Bundeswirtschaftsminister Habeck hat Vertreter der kriselnden Autoindustrie für Montag zu einem Gipfel geladen, bei dem es vor allem um die Absatzprobleme bei Elektro-Fahrzeugen gehen dürfte. Die VOLKSSTIMME aus Magdeburg meint: "Die Ursachen für die misslungene E-Auto-Strategie liegen auf mehreren Ebenen: E-Autos sind wegen ihrer hohen Preise nicht massentauglich und wurden am Markt vorbei produziert.
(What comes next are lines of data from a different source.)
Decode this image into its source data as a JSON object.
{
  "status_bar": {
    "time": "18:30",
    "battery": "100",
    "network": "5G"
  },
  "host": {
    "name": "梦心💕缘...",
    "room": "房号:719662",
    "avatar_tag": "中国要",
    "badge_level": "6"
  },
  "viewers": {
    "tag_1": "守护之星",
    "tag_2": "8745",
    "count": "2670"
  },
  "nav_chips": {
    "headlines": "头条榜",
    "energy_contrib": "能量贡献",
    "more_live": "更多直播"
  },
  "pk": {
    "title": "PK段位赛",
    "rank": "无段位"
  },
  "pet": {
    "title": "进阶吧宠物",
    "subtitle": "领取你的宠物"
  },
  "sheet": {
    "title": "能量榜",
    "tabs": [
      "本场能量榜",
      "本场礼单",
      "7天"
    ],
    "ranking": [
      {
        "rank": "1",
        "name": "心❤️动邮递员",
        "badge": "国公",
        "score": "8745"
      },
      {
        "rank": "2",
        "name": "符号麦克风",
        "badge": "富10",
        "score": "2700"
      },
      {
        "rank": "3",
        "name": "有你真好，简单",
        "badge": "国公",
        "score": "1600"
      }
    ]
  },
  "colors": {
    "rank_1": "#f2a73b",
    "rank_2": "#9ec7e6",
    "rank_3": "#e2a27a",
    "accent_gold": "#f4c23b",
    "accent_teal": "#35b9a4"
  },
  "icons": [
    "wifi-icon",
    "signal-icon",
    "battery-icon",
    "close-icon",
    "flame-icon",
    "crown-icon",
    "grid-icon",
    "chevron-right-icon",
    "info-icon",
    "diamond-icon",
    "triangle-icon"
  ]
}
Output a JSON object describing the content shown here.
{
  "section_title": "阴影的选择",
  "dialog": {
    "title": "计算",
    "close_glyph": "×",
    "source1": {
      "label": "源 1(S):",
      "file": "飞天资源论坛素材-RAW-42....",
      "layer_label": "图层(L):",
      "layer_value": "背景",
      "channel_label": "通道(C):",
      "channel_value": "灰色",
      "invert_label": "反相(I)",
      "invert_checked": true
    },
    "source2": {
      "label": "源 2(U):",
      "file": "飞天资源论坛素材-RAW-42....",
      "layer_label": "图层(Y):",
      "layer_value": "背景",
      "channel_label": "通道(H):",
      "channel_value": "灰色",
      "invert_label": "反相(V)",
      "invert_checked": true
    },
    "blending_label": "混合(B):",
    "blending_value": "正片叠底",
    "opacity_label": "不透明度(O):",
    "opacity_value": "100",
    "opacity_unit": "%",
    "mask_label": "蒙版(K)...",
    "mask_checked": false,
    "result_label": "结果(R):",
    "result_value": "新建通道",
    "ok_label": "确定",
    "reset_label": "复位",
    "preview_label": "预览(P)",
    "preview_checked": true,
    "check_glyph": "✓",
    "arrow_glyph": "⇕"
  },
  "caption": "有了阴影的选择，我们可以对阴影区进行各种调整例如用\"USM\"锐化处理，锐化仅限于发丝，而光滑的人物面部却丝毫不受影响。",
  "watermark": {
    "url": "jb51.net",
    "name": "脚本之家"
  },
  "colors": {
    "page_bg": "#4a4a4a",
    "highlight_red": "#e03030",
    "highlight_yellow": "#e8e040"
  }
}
Darüber hinaus spielen auf nationaler Ebene der Wegfall der E-Autoprämie, hohe Energie- und Arbeitskosten sowie die Ladeinfrastruktur eine Rolle. Hinzu kommt der Druck auf die Hersteller durch EU-Vorgaben hinsichtlich der CO2-Flottengrenzwerte ab 2025", notiert die VOLKSSTIMME.
Die DITHMARSCHER LANDESZEITUNG aus Heide sieht auch die Hersteller in der Verantwortung für die Krise: "Die deutschen Autobauer haben eine wesentliche Entwicklung verpasst: den wachsenden Markt für Elektro-Autos in China, in dessen Großstädten teils nur noch rein elektrisch gefahren werden darf. Das haben chinesische Hersteller wie BYD erkannt – und sind der deutschen Konkurrenz, deren Blick durch die Verbrennerliebe in der Heimat verstellt sein mag, beim E-Auto weit voraus. Die Preiskämpfe, auf die sich beispielsweise VW in China eingelassen hat, werden den deutschen Autobauern zudem auch in Europa Probleme bereiten", erwartet die DITHMARSCHER LANDESZEITUNG.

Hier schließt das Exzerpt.